Repentance

    Repentance was mentioned very early in Christ's ministry (Mark 1:13 I.V.; 1:15 K.J.V.) As a principle of the Gospel, repentance is inseparably tied to faith. We usually place faith as the prerequisite and repentance next in line, but they are both aspects of the same necessary experience. While the emphasis in faith is on our personal attitude toward God, repentance deals with our attitude toward sin. Sin is the human act of knowingly defying or disobeying God's wishes for us in order to serve our own agendas. God overlooks ignorant sinning until we can be more properly informed. But willful rebellion by an informed person brings eternal consequences, unless it is genuinely repented of during our lifetime. So long as we remain committed to sinful acts, we are not even considering repentance as the necessary remedy, and we are like pirate ships at war with the legitimate shipping of the high seas.
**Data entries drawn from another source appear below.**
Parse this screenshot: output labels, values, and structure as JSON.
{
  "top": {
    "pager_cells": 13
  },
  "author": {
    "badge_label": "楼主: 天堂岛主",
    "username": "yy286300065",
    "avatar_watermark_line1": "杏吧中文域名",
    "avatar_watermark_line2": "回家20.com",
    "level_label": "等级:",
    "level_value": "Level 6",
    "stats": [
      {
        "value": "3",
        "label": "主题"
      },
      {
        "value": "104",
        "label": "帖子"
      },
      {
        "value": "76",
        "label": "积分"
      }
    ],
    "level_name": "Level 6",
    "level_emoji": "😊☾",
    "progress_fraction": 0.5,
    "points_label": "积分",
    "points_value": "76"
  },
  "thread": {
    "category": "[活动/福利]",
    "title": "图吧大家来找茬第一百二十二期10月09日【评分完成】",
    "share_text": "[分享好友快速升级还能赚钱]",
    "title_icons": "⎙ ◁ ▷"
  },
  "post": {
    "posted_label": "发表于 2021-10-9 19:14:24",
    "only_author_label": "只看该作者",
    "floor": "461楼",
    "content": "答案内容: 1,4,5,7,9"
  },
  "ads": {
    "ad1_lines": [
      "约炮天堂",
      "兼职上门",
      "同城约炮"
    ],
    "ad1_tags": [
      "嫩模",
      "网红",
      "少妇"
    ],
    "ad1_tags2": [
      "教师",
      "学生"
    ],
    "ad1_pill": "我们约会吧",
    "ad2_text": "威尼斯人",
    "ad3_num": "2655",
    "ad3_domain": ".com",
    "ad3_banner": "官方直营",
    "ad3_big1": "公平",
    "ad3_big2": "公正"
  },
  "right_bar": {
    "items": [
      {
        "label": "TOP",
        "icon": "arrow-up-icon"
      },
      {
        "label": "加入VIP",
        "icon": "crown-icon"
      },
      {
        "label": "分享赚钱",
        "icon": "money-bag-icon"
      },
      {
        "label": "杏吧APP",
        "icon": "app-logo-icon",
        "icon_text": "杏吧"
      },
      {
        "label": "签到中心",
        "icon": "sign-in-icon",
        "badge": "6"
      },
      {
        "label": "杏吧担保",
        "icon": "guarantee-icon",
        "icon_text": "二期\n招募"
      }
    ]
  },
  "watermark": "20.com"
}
When we are won to a change of mind by the overtures of divine love, we do not seek pardon only because piracy does not pay, but because we have come to hate it. We now see sin from the viewpoint of God. We must realize that man is invariably self-centered until a way can be found to show him that his long-term goals are best served by a better life-pattern. That change of viewpoint is only achieved by sincere repentance, which carries within it a strong mortification at having earlier displeased God.